On estime, en effet, entre 20 à 30 millions le nombre de portables stockés et non utilisés en France. « C’est l’appareil le plus dur à aller chercher chez les gens ! C’est le prolongement de la main ! Le doudou ! », explique le plus sérieusement du monde Guillaume Duparay, directeur des relations institutionnelles et de la collecte chez Eco-systèmes, éco-organisme à but non lucratif agréé pour la collecte et le recyclage des appareils électriques et électroniques ménagers usagés.

De nombreuses tentatives de collecte de téléphones portables via des meubles installés dans des halls de magasins ont échoué. Souvent, par manque de confiance ! « Il faut un contact physique ! Les gens ont besoin de savoir ce que deviendra leur smartphone ! Il faut les rassurer ! Les apporteurs étaient essentiellement des seniors possédant un téléphone basique dont la marque a disparu », constate Guillaume Duparay.

Recycler, pour le meilleur

Pourtant, recycler s’avère capital si l’on veut s’immiscer dans l’économie circulaire ! « Rien n’est pire que de mettre un téléphone à la poubelle, sans en avoir extrait la matière ! », prévient gentiment Guillaume Duparay. Et pour cause ! Le tantale (1,17 %), le tungstène (0,17 %) ou le titane (1,4 %) qui apparaissent dans la composition, pour ne citer qu’eux, sont des métaux qui peuvent s’avérer dangereux pour l’environnement. Moins dangereux, mais tout aussi intéressant pour le développement durable, ces aimants au néodyme qui seront repris pour la fabrication d’éoliennes ou réintroduits dans l’aéronautique.
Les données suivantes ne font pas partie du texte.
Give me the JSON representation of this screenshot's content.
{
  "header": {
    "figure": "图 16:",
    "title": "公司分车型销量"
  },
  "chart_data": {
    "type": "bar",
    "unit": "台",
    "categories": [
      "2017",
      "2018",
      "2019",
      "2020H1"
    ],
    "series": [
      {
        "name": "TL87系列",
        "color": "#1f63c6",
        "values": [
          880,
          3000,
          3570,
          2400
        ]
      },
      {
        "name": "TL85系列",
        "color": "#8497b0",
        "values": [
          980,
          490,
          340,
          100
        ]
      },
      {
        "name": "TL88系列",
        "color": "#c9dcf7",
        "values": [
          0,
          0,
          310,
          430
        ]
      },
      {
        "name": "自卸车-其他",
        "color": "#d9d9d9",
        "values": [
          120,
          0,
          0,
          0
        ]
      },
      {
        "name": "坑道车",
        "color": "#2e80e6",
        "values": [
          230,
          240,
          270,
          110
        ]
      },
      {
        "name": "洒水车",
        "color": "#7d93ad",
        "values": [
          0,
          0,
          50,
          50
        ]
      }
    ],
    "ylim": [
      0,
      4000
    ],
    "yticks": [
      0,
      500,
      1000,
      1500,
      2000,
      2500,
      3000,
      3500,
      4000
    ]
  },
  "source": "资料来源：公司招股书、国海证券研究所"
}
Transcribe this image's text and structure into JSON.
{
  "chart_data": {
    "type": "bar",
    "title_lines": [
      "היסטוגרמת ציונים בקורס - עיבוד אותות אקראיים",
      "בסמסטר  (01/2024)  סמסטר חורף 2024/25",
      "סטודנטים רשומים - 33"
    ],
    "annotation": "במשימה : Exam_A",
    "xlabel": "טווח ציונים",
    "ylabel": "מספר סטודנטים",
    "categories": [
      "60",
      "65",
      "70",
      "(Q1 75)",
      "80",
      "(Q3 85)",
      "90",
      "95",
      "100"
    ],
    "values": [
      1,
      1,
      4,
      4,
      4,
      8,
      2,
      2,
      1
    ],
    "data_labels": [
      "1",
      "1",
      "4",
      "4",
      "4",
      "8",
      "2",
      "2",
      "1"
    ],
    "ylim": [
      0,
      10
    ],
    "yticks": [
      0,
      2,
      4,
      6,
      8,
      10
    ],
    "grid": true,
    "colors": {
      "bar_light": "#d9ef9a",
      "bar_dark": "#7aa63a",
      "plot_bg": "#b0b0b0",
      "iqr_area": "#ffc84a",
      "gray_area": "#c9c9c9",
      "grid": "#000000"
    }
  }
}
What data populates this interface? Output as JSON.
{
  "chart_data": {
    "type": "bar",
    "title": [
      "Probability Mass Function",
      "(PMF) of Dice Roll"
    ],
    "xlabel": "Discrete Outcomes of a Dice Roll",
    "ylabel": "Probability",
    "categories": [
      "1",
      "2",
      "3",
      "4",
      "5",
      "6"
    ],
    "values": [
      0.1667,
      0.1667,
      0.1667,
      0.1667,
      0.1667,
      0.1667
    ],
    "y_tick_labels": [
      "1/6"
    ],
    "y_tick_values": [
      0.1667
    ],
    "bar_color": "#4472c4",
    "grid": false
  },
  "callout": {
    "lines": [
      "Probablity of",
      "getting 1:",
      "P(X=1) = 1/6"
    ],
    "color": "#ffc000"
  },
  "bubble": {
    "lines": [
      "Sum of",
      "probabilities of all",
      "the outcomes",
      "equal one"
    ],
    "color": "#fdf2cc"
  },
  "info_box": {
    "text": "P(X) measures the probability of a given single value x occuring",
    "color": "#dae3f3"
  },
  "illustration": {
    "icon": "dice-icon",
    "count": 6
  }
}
Fort de ces données et autres expériences plus ou mois couronnées de succès, Ecosystèmes lançait en décembre dernier “Répondez à l’appel du recyclage”, opération pilote dans 6 agglomérations de la région Auvergne-Rhône- Alpes, dont l’Isère rhodanienne, destinée à encourager les possesseurs à donner une seconde vie à leurs anciens téléphones mobiles. Pour aller au-devant des consommateurs et les inciter à effectuer le bon geste, l’organisme a conçu une solution de collecte simple adressée individuellement aux utilisateurs. Pour leur garantir la traçabilité de leur appareil, il s’est entouré de La Poste pour le déploiement de la collecte et des Ateliers du Bocage, une société coopérative d’insertion, membre du mouvement Emmaüs France, pour le reconditionnement des téléphones.

« Les résultats de cette opération sont encourageants, avec 7 000 mobiles collectés en 8 semaines ! », se félicite Guillaume Duparay. Notons que la collecte a montré que 90 % des donateurs avaient plus de 40 ans et 69 %, plus de 55 ans. La sagesse de l’âge, sûrement ! Technophiles, ils sont également sensibles à l’environnement et donnent volontiers une seconde vie à leur mobile « à condition que celui-ci soit réemployé ou recyclé ». La grande majorité des participants en tout cas espère que son téléphone donné resservira à quelqu’un.

En outre, les nouveaux services et métiers développés par La Poste ont permis à Eco-systèmes de tester un moyen simple et efficace de toucher les habitants dans leur quotidien. “Répondez à l’appel du recyclage” consiste à adresser par voie postale, un kit aux habitants contenant un dépliant explicatif et une “enveloppe T” dans laquelle un ou deux téléphones usagés peuvent être glissés et renvoyés gratuitement. Près de 10 000 kits ont ainsi été remis en mains propres par des facteurs. Plus de 4 000 foyers de la région Auvergne-Rhône-Alpes ont joué le jeu “du vieux téléphone à la poste” en retournant de 1 à 7 anciens équipements. L’Isère rhodanienne, Vienne en tête, a renvoyé 300 téléphones. Assez bien, mais peut mieux faire, pourrait-on dire !

Que deviennent-ils ?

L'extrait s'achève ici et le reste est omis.